In the Media

Met enters not guilty plea over tube killing

PUBLISHED September 20, 2006

The prosecution of the Metropolitan police for shooting dead an innocent Brazilian man will centre on alleged blunders by the force in planning and strategy as well as errors in the control room running the operation, it emerged yesterday.

Jean Charles de Menezes was killed on July 22 last year at Stockwell tube station, south London, after being mistaken for a terrorist. The Met has been charged under health and safety law in connection with the killing and yesterday formally entered a plea of not guilty to a charge that it failed in its duty of care to Mr De Menezes.

The short hearing at City of Westminster magistrates court heard prosecutor Mark Carroll say the crown would argue that several errors led to the mistaken shooting of Mr De Menezes.

The charge alleges the force "failed to conduct its undertaking, namely the investigation, surveillance, pursuit and detention of a suspected suicide bomber, in such a way as to ensure that the person not in its employment (namely Jean Charles de Menezes) was not thereby exposed to risks to his health or safety".

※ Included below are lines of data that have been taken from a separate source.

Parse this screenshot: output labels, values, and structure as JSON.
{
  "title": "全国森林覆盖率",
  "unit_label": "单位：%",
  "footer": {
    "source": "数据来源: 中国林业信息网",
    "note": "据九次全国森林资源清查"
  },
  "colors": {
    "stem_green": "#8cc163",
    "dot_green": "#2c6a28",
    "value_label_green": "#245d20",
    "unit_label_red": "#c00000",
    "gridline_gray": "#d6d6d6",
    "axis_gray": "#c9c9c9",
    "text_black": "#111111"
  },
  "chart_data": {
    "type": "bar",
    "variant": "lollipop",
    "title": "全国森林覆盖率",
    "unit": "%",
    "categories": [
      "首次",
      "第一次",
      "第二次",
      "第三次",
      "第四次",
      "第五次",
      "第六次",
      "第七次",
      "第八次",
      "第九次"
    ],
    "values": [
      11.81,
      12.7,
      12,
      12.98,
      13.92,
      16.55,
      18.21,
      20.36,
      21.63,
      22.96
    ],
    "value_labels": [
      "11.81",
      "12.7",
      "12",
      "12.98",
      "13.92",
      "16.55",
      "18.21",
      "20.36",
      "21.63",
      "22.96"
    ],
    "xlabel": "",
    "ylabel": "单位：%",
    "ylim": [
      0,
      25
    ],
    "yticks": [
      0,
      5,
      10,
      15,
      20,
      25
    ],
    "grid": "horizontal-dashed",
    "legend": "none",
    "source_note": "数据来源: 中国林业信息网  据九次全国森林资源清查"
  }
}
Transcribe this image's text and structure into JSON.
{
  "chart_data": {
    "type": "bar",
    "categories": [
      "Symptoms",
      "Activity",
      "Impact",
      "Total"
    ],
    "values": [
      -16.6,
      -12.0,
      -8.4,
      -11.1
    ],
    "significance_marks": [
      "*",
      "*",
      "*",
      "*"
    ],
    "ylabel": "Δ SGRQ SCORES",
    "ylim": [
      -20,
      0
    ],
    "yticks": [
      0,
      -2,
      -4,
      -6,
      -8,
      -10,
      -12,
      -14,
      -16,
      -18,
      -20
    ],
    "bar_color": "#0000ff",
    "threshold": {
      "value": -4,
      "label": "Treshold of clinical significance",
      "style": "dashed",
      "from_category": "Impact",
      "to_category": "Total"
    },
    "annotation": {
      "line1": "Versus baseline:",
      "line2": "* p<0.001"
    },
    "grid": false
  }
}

The Met could face an unlimited fine if found guilty. Yesterday, in a statement issued after the hearing, it said health and safety law was not the right way to judge police actions in an anti-terrorist operation. The shooting happened the day after an alleged attempt to bomb three tube trains and a bus in London, and a fortnight after the tube blasts in which 52 people died. The Met said the prosecution had "implications for the general public in that it concerns the ability of the police service to protect the public at large when carrying out armed operations".